Coming into Baylor, University Scholar and summa cum laude graduate James Falbe had only one goal - to cross the stage in four years and receive a diploma.
"I figured that, regardless of how I did academically, I would end up in the business world and would make a lot of money," he reflected.
But in the course of his college education, Falbe realized that God's plan for him was bigger and better than his own.
Relationships made the difference for Falbe. His professors saw in him an exceptional student and helped him to see his unique talents.
"They pushed me not [only] to try to excel academically, but to challenge myself in all aspects of life," he said.
In his first semester at Baylor, Falbe was challenged in Professor Philip Mitchell's Thinking and Writing class. 8"All semester this English class was a struggle for me because I had never been required to write at that level before," Falbe said.

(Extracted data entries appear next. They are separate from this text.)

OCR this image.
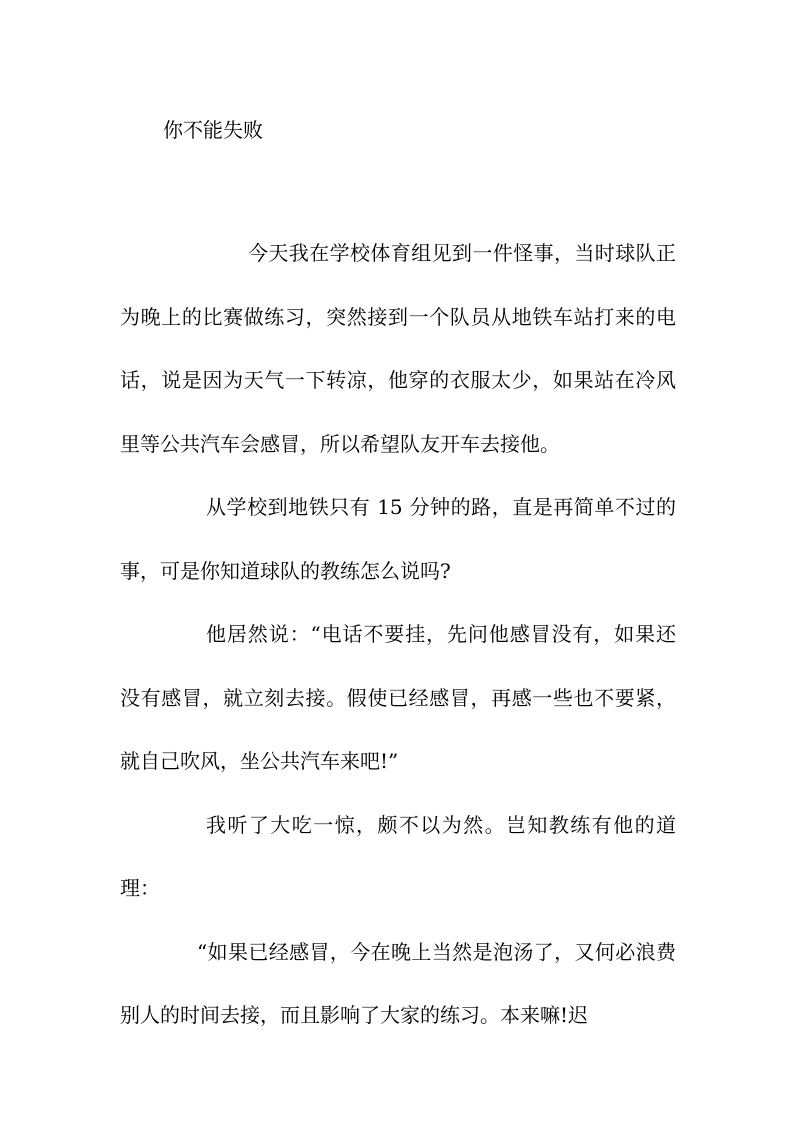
你不能失败

今天我在学校体育组见到一件怪事，当时球队正为晚上的比赛做练习，突然接到一个队员从地铁车站打来的电话，说是因为天气一下转凉，他穿的衣服太少，如果站在冷风里等公共汽车会感冒，所以希望队友开车去接他。

从学校到地铁只有 15 分钟的路，直是再简单不过的事，可是你知道球队的教练怎么说吗?

他居然说：“电话不要挂，先问他感冒没有，如果还没有感冒，就立刻去接。假使已经感冒，再感一些也不要紧，就自己吹风，坐公共汽车来吧!”

我听了大吃一惊，颇不以为然。岂知教练有他的道理：

“如果已经感冒，今在晚上当然是泡汤了，又何必浪费别人的时间去接，而且影响了大家的练习。本来嘛!迟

His hard work paid off and the writing skills he learned helped open doors for him later on. At the urging of former German professor Dr. Rasma Lazda, Falbe spent a summer in Germany, followed by a summer at Middlebury College in Vermont, where he spoke only German for six weeks. Falbe recalls that summer fondly, "It was a challenging time that pushed my language skills over the top."
At Baylor, Falbe conducted research in the Neuroscience Laboratory on the effects of alcohol on the development of the adolescent brain, wrote an Honors Thesis in psychology on romantic attraction, helped create an advertising plan for the Waco Tribune- Herald, and was inducted into Phi Beta Kappa as a Robinson Scholar, among other honors.
Now on a full University Ministerial Scholarship to Truett Seminary, Falbe is involved in local outreach programs. Some aspects of his future may not yet be decided, but the central mission of his life is clearly focused and is being realized each day. Falbe says, "My future includes one thing: preaching the Gospel of Jesus Christ, whether here or somewhere else in the world."